- Chooolera! Wiedziałem! Po prostu wiedziałem... - ułożył Władysława obok miejsca gdzie leżał ksiądz. To przez tę bezmyślną smarkulę...
Sprawdził oddech mężczyzny. Był wolny i slaby, ale równy. Cokolwiek to było... przeżył. A to oznaczało, że nie mogło być tak źle. Nie znalazł co prawda wyjścia, ale żył. Pierwsze próby ocucenia spełzły na niczym...
Obejrzał się gdy dziewczyna wspomniała o zamkniętym kompleksie.
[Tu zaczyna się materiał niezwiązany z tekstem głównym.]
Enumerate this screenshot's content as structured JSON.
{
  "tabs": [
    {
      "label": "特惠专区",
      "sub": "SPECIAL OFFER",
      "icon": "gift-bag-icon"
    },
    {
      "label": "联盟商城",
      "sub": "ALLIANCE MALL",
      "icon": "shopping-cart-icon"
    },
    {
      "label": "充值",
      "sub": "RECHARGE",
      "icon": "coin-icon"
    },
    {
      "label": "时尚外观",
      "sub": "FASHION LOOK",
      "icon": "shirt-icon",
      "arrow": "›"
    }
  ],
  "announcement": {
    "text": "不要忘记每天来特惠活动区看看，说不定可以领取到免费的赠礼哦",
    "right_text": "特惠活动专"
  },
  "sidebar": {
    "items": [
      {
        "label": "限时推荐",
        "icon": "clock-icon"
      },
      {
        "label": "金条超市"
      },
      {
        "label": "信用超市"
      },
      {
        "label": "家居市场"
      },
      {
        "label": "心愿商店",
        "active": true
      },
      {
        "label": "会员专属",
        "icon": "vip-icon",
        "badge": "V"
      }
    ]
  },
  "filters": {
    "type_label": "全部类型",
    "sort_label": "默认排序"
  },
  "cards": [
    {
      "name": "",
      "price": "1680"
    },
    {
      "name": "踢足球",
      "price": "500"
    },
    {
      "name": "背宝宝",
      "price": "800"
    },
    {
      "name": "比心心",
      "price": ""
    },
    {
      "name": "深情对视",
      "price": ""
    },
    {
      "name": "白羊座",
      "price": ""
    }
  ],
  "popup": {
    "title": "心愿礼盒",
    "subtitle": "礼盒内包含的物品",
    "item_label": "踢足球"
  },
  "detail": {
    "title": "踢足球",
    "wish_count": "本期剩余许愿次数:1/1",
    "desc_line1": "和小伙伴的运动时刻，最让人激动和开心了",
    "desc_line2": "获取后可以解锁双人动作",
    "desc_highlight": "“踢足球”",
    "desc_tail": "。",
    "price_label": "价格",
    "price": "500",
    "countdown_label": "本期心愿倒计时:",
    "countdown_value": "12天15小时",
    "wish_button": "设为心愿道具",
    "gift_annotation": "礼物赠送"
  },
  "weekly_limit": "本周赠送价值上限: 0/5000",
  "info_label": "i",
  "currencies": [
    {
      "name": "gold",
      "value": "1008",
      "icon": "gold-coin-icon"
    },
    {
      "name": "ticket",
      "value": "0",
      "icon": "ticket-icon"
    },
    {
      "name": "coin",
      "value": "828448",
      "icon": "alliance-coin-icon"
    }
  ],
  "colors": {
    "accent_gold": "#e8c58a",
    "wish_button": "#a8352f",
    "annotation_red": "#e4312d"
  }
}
Jakkolwiek było do niedorzeczne, nie mógł w żaden rozsądny sposób zaprzeczyć. Po prostu nie miał pojęcia co to za miejsce i każdy pomysł mógł być równie dobry.
Zmierzyła go nieufnym wzrokiem. I dobrze. Nie potrzebował na głowie upartego szczyla. Powinien był ją wtedy puścić samą...
A jednak w jakiś sposób źle mu było z tą myślą.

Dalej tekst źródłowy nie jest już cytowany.